Elvy Morton was a member of the Windrush generation and dedicated her life to making the world a better place
A report by Asha Patel for The Leicester Mercury.
In 1958, Elvy Morton a 23-year-old from the Caribbean island of Nevis, travelled to the UK on a £65 ticket.
She settled first in Birmingham, where she worked as a hospital nurse alongside fellow members of the Windrush generation who were helping to rebuilt post-war Britain.ADVERTISING
Elvy then moved to Leicester in 1961 when she married James Morton, her late husband and continued nursing before studying catering and then completing a teaching course – alongside becoming a mum of five.
Throughout her life in Leicester, Elvy questioned the lack of local engagement with Black culture and history and she would later go on to become one of the cities trailblazers for promoting inclusion and togetherness.
LeicestershireLive spoke to the now 86-year-old about becoming the founder of Leicester’s Caribbean Carnival.
During the early eighties, when riots erupted in Brixton and Liverpool following long-standing tensions between police and Black communities, Elvy felt more compelled than ever to do more for the generations that succeeded her.
“There was nothing in Leicester to tell our young people about our history. The schools weren’t teaching anything.
“Our children were sat at the back of the class and they were not enjoying it.
“So something had to be done because Black history was not just our history it’s world history,” she told LeicestershireLive.
Elvy proactively challenged Leicester schools, communities and businesses – including high street stores Lewis’s and Woolworths – to represent Black people.
“Lewis’s department store had the most wonderful Christmas display but there were no Black kids or dolls invovled and Woolworths didn’t have any either.
“So I went in there and I told them they should have Black dolls and asked why they didn’t – and they did actually listen to me,” she said.
But her efforts didn’t stop there.
“That wasn’t enough.
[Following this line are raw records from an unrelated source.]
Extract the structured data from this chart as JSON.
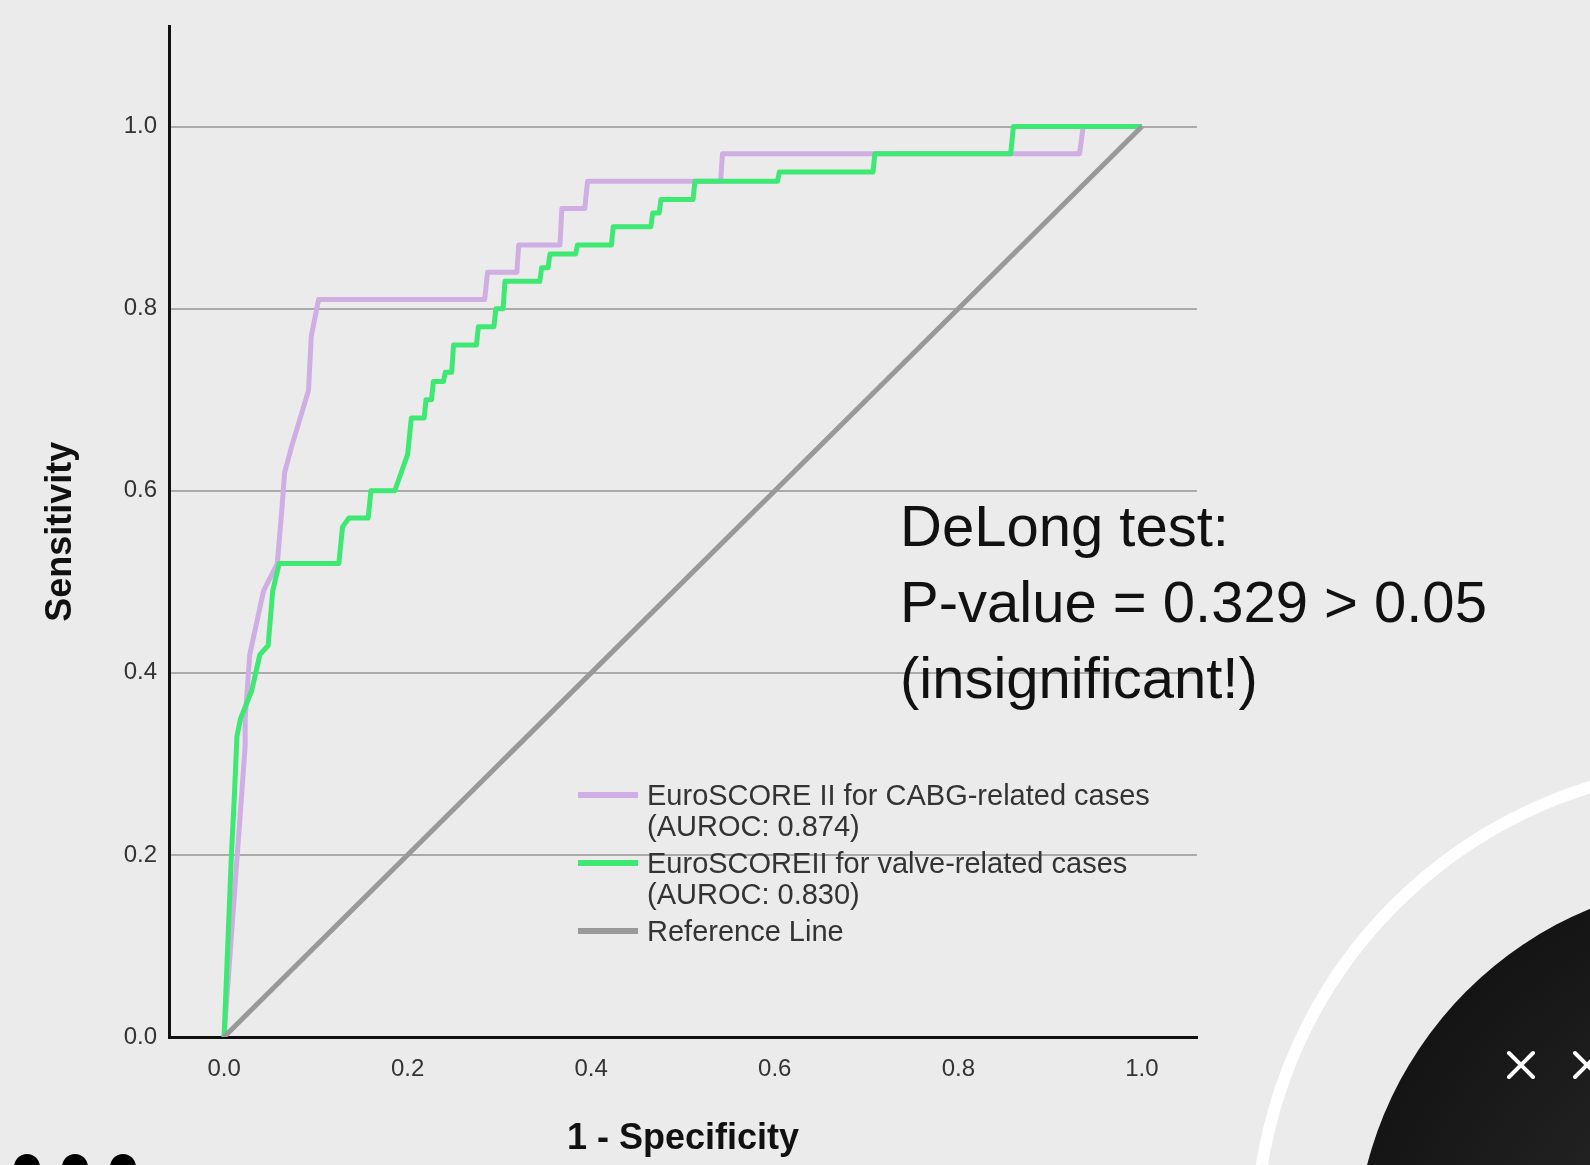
{
  "chart_data": {
    "type": "line",
    "xlabel": "1 - Specificity",
    "ylabel": "Sensitivity",
    "xlim": [
      -0.06,
      1.06
    ],
    "ylim": [
      0,
      1.11
    ],
    "xticks": [
      {
        "value": 0,
        "label": "0.0"
      },
      {
        "value": 0.2,
        "label": "0.2"
      },
      {
        "value": 0.4,
        "label": "0.4"
      },
      {
        "value": 0.6,
        "label": "0.6"
      },
      {
        "value": 0.8,
        "label": "0.8"
      },
      {
        "value": 1,
        "label": "1.0"
      }
    ],
    "yticks": [
      {
        "value": 0,
        "label": "0.0"
      },
      {
        "value": 0.2,
        "label": "0.2"
      },
      {
        "value": 0.4,
        "label": "0.4"
      },
      {
        "value": 0.6,
        "label": "0.6"
      },
      {
        "value": 0.8,
        "label": "0.8"
      },
      {
        "value": 1,
        "label": "1.0"
      }
    ],
    "grid": "y",
    "legend": "bottom right",
    "annotations": [
      "DeLong test:",
      "P-value = 0.329 > 0.05",
      "(insignificant!)"
    ],
    "series": [
      {
        "name": "EuroSCORE II for CABG-related cases (AUROC: 0.874)",
        "color": "#cfaee4",
        "x": [
          0,
          0.023,
          0.023,
          0.028,
          0.043,
          0.058,
          0.063,
          0.066,
          0.074,
          0.083,
          0.092,
          0.095,
          0.103,
          0.284,
          0.287,
          0.319,
          0.321,
          0.366,
          0.368,
          0.393,
          0.396,
          0.541,
          0.543,
          0.932,
          0.936,
          1.0
        ],
        "values": [
          0,
          0.32,
          0.35,
          0.42,
          0.49,
          0.52,
          0.58,
          0.62,
          0.65,
          0.68,
          0.71,
          0.77,
          0.81,
          0.81,
          0.84,
          0.84,
          0.87,
          0.87,
          0.91,
          0.91,
          0.94,
          0.94,
          0.97,
          0.97,
          1.0,
          1.0
        ]
      },
      {
        "name": "EuroSCOREII for valve-related cases (AUROC: 0.830)",
        "color": "#3de873",
        "x": [
          0,
          0.008,
          0.011,
          0.014,
          0.018,
          0.03,
          0.039,
          0.048,
          0.053,
          0.06,
          0.125,
          0.129,
          0.136,
          0.157,
          0.16,
          0.186,
          0.193,
          0.2,
          0.204,
          0.218,
          0.22,
          0.226,
          0.228,
          0.239,
          0.241,
          0.248,
          0.25,
          0.275,
          0.277,
          0.294,
          0.296,
          0.304,
          0.306,
          0.344,
          0.346,
          0.353,
          0.355,
          0.383,
          0.385,
          0.422,
          0.424,
          0.465,
          0.467,
          0.474,
          0.476,
          0.511,
          0.513,
          0.603,
          0.605,
          0.707,
          0.709,
          0.857,
          0.86,
          1.0
        ],
        "values": [
          0,
          0.2,
          0.26,
          0.33,
          0.35,
          0.38,
          0.42,
          0.43,
          0.49,
          0.52,
          0.52,
          0.56,
          0.57,
          0.57,
          0.6,
          0.6,
          0.62,
          0.64,
          0.68,
          0.68,
          0.7,
          0.7,
          0.72,
          0.72,
          0.73,
          0.73,
          0.76,
          0.76,
          0.78,
          0.78,
          0.8,
          0.8,
          0.83,
          0.83,
          0.845,
          0.845,
          0.86,
          0.86,
          0.87,
          0.87,
          0.89,
          0.89,
          0.905,
          0.905,
          0.92,
          0.92,
          0.94,
          0.94,
          0.95,
          0.95,
          0.97,
          0.97,
          1.0,
          1.0
        ]
      },
      {
        "name": "Reference Line",
        "color": "#999999",
        "x": [
          0,
          1
        ],
        "values": [
          0,
          1
        ]
      }
    ]
  }
}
We were getting a lot of discrimination at the time and somehow, we were looked at as a non-entity so we had to do more,” she said.
Elvy, a few of her friends and other members of the local Caribbean community got together to discuss what they could do to celebrate their culture and share their history.
The group met at the African Caribbean Centre in Highfields in 1984 where Elvy became the founding chair of the Caribbean Carnival, among 17 other members.
“We really just enjoyed getting together and speaking about our people and our history and our young people loved music so the carnival was born out music and culture – that’s what it was about,” she said.
The year of 1984 marked 150 years since the emancipation of slavery in the West Indies which took place on August 1.
“There was nothing going on about it – nothing to mark it. Nobody bothered so we had to take up the mantle ourselves,” she said.
So Leicester’s first Caribbean Carnival took place on the first Saturday in August of 1985, to commemorate the historic day.
With some funding from the local authority, the carnival members “passed the hat around” to help fund the event themselves which would be bigger than anyone expected.
“The first carnival was a huge success. I don’t think the council thought it would be that big because they only gave us a small ball court area of Victoria Park,” Elvy said.
“People loved it. Especially some of the older people who were missing carnivals from back home and I was so overjoyed with how young people took to it.”
With the help of her husband James – who Elvy described as her backbone for the carnival – the event included and represented people from all of the Caribbean islands.
Elvy saw the impact of the Carnival on Leicester and thought it “did a lot of good” for the city. Not only did it bring people together – it also raised money for a number of causes and charities, including Great Ormond Street children’s hospital and the British Red Cross.
“The help from the Leicester communities was amazing – I can’t fault them,” she said.
She added: “People learned about the history more – they got involved.
“We went into schools to teach people about Caribbean history and we taught the younger generation that they were important.
“There is still a lot of work to do, but we’re getting there,” she said.
Leicester’s Caribbean Carnival went on to be one of the biggest outside of London and drew crowds of more than 80,000 people.
She helped to put together 18 carnivals before she took a step back around 20 years ago when her husband was diagnosed with cancer. Today the carnival is led by its chairman, Dennis Christopher, better known as Sugar.
Elvy told LeicestershireLive: “Carnival taught me a lot. I learned how to communicate, how to appreciate a lot of new cultures and how to work with people.”